Hepatopulmonary syndrome is characterized by intrapulmonary vascular dilatations causing right-to-left shunting, which leads to a range of arterial oxygenation abnormalities in patients with liver disease [7]. HPS may occur if portocaval shunting (associated or not with portal hypertension) affecting the metabolism of vasoactive substances by the liver. A definite diagnosis of hepatopulmonary syndrome requires scintigraphy with technetium-99 m-labelled macroaggregated albumin, pulmonary angiography, or contrast echocardiography. The pathogenesis of hepatopulmonary syndrome in the patient with congenital extrahepatic portosystemic shunt is not clear. The physiologic mechanisms commonly used to explain why HPS occurs in patients with impaired liver function include the following. First, elevated ET-1 circulating in the whole body may cause HPS [8]. Second, some hepatic products, which are necessary for pulmonary vasomotor control, are decreased by liver dysfunction or hepatic venous flow reduction [9, 10]. Third, translocation of gut bacteria causes accumulation and activation of macrophages in the lungs, which results in increase of inducible NO synthase production leading to vasodilatation [11]. Perhaps the mechanism is that the shunt impairs the metabolism of vasoactive pulmonary substances by the liver as the cause of hepatopulmonary syndrome in patients with portal hypertension.

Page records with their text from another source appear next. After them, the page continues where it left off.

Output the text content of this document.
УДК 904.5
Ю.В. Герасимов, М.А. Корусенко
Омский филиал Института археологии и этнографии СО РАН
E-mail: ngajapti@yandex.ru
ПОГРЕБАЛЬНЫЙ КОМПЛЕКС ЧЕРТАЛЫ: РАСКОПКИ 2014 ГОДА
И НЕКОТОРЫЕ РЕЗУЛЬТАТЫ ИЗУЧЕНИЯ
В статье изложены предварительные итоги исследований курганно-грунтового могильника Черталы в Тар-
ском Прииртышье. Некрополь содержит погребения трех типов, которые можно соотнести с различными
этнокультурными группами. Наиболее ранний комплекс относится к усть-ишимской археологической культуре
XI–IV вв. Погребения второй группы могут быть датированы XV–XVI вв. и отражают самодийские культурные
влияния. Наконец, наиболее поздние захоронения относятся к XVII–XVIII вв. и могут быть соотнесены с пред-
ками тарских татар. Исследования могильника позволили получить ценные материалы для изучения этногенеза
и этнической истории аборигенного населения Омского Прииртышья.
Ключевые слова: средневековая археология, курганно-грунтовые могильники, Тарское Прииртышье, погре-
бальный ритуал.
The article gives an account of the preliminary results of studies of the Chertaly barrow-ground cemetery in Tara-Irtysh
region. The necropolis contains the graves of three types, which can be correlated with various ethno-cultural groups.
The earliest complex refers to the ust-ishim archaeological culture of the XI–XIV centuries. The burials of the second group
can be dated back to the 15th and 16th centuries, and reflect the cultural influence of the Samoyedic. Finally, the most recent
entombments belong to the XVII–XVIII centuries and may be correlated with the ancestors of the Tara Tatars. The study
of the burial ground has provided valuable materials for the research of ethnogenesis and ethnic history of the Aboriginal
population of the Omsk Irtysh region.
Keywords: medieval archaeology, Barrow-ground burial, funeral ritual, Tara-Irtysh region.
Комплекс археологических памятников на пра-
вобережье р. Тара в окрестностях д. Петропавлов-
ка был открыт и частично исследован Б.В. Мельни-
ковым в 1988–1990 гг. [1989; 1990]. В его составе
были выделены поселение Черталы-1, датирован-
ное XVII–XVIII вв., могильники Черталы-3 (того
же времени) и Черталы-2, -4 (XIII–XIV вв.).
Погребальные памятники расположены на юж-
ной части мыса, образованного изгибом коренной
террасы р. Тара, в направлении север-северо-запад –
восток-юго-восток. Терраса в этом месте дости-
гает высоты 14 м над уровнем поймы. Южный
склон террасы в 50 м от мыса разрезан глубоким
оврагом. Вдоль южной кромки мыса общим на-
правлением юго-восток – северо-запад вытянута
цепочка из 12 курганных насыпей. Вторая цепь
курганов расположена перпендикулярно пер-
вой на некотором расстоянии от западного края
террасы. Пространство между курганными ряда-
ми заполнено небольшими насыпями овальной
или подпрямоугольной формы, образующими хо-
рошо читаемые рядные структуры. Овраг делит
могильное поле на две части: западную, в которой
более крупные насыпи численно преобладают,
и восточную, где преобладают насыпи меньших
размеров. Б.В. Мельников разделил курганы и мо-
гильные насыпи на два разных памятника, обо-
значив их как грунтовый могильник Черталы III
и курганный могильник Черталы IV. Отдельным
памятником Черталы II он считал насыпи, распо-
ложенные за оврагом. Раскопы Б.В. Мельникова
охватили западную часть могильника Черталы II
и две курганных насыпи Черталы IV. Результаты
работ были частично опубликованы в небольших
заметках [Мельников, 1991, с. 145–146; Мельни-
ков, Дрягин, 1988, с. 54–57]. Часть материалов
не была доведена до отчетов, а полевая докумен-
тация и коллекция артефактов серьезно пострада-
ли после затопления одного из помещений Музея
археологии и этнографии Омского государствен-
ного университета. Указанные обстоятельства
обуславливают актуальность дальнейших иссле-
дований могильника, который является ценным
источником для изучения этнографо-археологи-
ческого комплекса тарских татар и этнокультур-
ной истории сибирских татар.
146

Diagnosis of congenital extrahepatic portosystemic shunt is a challenge for clinicians, because most of patients present with unusual symptoms such as hepatic encephalopathy, PAH, HPS, in the absence of liver disease. In our case, the young patient presented with cyanosis and dyspnoea, and laboratory studies were normal except hemoglobin level. These symptoms usually make us take the common causes of dyspnea into consideration, such as COPD, specific cardiac defects of right-to-left shunts, asthma, and CHF. As HPS, it mostly occurs in patients with liver disease (associated or not with portal hypertension), but liver function of our patient was intact with normal histology, and portal pressure was normal. The pulmonary arteriovenous malformation promotes us to check his abdomen and then comfirm the diagnosis.

Treatment of congenital extrahepatic portosystemic shunt depends on the type, symptoms, and complications. In patients with type II Abernethy malformations, surgical ligation of the fistula can achieve regression of HPS provided that the hepatic portal system is sufficient to avoid portal hypertension.